Historia reciente.
La alarma cundió en los últimos días de junio de 1996. Los técnicos municipales detectaron unas grietas en las bóvedas del cauce del río en el Benisaidó, justo debajo del relleno de tierras de la vaguada que se había habilitado a mediados de los años ochenta para desdoblar la travesía de la N-340 en Alcoy.
Fomento efectuó una reparación de urgencia, que incluyó la colocación de 1.000 puntales metálicos en las bóvedas, una labor de la que, además, se hizo cargo económicamente, según declaró en su momento a este diario el entonces concejal de Obras, Juan Antonio Fernández Vila.
La precariedad de las bóvedas y la vaguada, sin embargo, llevó a Fomento a realizar un estudio más exhaustivo, del que determinó la necesidad de retirar el relleno de tierras y sustituirlo por un puente, con el fin de dar más estabilidad a la zona, a pesar de que no se le consideraba directo responsable del deterioro de las bóvedas. También se aseguró por entonces -entre unas cosas y otras han transcurrido 14 años- que no había peligro inminente.
En este contexto, el Ayuntamiento encargó y pagó, con un coste de 18 millones de pesetas y para agilizar el proceso, el diseño de un puente, que efectuó el arquitecto Javier Manterola. Este técnico planteó un original puente cubierto que tendría una longitud total de 200 metros, de los que 132 corresponderían a la plataforma y el resto, a los estribos, que obligarían a efectuar una obra de cierta importancia. El coste de la construcción, que carecería de pilar central, sería de 929 millones de pesetas y se empezaría a acometer, según los planes iniciales, a mediados de 1999.

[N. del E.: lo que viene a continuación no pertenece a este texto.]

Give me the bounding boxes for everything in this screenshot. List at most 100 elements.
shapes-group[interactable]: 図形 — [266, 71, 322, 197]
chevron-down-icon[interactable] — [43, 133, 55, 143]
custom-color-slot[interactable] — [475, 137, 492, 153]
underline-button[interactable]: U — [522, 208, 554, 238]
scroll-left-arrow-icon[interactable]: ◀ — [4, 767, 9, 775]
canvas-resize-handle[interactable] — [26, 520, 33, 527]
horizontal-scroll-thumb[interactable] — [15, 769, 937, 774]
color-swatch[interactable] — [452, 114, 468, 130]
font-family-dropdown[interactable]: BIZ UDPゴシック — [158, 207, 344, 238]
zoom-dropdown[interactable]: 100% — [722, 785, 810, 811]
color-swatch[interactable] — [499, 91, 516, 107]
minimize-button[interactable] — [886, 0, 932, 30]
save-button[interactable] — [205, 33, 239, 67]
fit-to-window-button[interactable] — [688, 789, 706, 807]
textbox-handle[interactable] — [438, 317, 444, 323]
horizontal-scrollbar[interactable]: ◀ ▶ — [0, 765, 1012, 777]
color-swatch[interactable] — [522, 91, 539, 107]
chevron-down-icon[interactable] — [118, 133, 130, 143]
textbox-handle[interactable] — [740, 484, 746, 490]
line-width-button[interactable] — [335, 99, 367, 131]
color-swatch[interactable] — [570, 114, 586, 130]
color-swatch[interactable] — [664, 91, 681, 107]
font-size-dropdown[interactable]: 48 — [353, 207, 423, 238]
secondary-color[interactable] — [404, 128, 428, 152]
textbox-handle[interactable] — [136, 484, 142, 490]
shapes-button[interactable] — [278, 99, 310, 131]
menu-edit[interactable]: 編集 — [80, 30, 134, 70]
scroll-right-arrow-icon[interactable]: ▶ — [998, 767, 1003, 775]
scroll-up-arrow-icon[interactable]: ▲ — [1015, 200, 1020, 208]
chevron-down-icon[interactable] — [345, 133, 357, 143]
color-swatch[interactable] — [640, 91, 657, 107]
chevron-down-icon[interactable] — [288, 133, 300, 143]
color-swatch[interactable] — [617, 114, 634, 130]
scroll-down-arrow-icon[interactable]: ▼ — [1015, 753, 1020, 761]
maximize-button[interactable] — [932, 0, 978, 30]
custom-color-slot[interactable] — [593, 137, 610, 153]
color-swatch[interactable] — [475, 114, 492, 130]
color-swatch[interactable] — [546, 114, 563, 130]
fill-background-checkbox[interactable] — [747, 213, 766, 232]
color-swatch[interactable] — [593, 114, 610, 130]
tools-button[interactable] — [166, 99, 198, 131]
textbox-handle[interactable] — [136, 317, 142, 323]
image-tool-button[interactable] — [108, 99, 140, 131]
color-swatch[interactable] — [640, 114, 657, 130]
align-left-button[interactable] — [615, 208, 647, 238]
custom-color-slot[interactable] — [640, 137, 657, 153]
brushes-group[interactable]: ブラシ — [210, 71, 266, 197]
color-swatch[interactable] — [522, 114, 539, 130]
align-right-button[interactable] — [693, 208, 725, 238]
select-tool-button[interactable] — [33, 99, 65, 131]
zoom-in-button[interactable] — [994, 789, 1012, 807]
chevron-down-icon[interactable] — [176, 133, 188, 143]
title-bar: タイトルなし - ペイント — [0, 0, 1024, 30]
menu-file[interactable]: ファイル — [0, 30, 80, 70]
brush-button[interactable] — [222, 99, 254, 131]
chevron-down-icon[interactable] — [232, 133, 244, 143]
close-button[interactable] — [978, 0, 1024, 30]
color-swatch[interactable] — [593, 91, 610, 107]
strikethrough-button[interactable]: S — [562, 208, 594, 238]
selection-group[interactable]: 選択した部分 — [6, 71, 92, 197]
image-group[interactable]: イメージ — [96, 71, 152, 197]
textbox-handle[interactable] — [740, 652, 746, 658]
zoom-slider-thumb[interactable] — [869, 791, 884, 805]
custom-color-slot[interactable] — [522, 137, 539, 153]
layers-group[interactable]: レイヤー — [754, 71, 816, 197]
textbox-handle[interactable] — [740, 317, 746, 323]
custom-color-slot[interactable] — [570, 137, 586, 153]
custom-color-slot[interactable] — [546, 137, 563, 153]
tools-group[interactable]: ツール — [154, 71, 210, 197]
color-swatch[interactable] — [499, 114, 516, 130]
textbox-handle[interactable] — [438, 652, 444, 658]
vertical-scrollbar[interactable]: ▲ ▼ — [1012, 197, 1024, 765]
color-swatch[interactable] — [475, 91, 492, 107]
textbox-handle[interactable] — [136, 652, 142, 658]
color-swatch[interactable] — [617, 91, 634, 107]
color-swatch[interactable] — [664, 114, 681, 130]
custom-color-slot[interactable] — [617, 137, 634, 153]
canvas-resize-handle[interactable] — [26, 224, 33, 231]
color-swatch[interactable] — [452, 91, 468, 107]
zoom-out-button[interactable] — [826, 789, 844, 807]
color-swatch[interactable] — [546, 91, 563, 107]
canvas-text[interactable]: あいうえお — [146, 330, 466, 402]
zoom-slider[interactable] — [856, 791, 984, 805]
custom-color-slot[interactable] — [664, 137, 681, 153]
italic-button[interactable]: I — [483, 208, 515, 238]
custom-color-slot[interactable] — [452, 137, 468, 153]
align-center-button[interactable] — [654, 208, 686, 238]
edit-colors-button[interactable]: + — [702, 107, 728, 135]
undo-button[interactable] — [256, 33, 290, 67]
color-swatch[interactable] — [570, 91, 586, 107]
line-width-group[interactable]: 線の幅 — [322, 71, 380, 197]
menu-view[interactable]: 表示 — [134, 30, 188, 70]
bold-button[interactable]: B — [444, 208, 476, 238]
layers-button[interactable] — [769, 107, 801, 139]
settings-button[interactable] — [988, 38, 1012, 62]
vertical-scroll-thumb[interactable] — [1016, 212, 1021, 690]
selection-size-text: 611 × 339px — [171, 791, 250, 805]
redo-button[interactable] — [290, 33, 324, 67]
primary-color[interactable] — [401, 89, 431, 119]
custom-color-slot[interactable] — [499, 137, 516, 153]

De la previsión a la realidad, ha mediado un abismo, pues en 2010 Fomento afirma que "no tiene prevista la construcción de ningún puente en la N-340 a su paso por Alcoy", según reflejaba recientemente una respuesta parlamentaria al diputado Miguel Peralta, quién aprovechaba para reiterar el "abandono" al que el Gobierno central tiene sometido a Alcoy. No obstante, el diputado señalaba que el proyecto había sido "encargado y sufragado" durante el gobierno de José María Aznar. La información municipal original apuntaba que el dinero había sido desembolsado por el municipio para agilizar el proceso.
Desde el otro lado, como comentaba el diputado del PSOE Amando Vilaplana, se responsabiliza al alcalde Jorge Sedano y a su gobierno por no haber efectuado gestión alguna en torno a este proyecto. "A Sedano en el ministerio de Fomento, ni le conocen", ha subrayado en más de una ocasión.
La realidad es que desde Fomento se argumentó, quizá con buen criterio, que la hora de la realidad para este proyecto sería el momento en que estuviese terminada la variante de Alcoy, algo que a finales de los noventa se consideraba "inminente" y que ha acabado demorándose hasta diciembre. Esta concepción se justificaba en que la cuestión de la vaguada no presentaba un riesgo inminente y en que para el tráfico interno en la ciudad sería mucho más sencillo acometerlo cuando hubiese una densidad de tráfico mucho menor.
En teoría, por último, el gobierno local proyecta también remodelar la calle Entenza, prolongación de la vaguada, antes de la cesión de la travesía de la N-340, pero, por ahora, Fomento solamente considera como tal la Alameda. Nueva fuente de conflicto.